If riders are quoted a longer than optimal route, then that appears to be deceptive to me.
If they can take someone from A to B and then not get paid for it because of that kind of rule in how the task is preformed that's highly directed work of the kind you would give an employee.
If you contracted me to install cabinets in your kitchen, I couldn't defensibly take 1 year to install them, if I estimated 3 days. This doesn't make all cabinet installers employees.
3 days or 4 days and you still pay. Uber can't offord a 33% increase in trip length when paying per mile so defacto they are going to have very tight tolerances.
Further the scoring is separately done by the customer. So the conversation is "Can you take the scenic trip? Sorry can't." Further it goes that way because Uber drivers are employed by Uber not independent contractors connected by Uber to customers.
I think you interpret "egregious" differently than I do. You appear to be responding to a set of points I never made, while not addressing the one I did.
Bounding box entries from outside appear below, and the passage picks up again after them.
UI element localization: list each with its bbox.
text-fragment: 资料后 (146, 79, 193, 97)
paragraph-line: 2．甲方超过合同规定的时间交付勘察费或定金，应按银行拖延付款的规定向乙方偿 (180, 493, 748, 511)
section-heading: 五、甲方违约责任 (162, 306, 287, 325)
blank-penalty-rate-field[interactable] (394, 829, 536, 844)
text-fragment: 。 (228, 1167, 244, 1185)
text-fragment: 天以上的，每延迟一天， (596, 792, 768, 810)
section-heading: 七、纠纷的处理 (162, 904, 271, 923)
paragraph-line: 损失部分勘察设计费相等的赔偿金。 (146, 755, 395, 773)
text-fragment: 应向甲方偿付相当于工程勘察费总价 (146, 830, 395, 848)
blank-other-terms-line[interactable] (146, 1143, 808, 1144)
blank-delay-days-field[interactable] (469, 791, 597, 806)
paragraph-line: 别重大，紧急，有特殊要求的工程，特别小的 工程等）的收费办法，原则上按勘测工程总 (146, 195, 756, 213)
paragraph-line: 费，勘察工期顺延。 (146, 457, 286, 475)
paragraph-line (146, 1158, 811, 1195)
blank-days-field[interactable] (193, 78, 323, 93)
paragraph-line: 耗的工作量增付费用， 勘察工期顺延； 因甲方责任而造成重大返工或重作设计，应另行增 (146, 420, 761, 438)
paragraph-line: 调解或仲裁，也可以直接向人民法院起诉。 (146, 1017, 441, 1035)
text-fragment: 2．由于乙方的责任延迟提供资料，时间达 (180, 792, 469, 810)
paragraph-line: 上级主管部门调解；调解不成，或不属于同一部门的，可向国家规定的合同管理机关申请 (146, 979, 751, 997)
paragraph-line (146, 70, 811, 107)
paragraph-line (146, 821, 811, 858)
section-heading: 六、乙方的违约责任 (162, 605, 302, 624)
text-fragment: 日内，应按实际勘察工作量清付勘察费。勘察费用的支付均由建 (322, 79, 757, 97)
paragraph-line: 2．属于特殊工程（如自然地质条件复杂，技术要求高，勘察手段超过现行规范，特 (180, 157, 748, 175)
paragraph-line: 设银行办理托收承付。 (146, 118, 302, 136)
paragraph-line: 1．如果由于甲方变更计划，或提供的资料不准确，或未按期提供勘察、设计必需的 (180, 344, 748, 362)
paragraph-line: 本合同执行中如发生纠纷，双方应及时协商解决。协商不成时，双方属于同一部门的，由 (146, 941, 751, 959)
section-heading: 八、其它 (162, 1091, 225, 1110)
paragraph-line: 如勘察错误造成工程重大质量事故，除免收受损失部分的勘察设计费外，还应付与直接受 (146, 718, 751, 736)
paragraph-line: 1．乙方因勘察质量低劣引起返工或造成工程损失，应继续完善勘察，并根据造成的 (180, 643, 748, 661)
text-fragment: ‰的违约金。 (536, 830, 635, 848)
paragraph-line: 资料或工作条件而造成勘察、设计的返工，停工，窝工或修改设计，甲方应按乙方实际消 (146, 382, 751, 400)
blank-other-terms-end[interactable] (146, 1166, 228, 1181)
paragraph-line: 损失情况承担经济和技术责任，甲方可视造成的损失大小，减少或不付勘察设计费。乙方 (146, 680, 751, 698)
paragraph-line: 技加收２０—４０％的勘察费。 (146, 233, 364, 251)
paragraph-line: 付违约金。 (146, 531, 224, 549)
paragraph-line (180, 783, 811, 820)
Basically if you want a sink replaced you can define what the sink will look like and function etc but not which tools they use to fix it. When someone is providing core business functions for a year+ receiving constant directions for short term tasks has direct customer interactions thus representing your business etc they just don't have much wiggle room.
If riders are quoted a longer than optimal route, then that appears to be deceptive to me.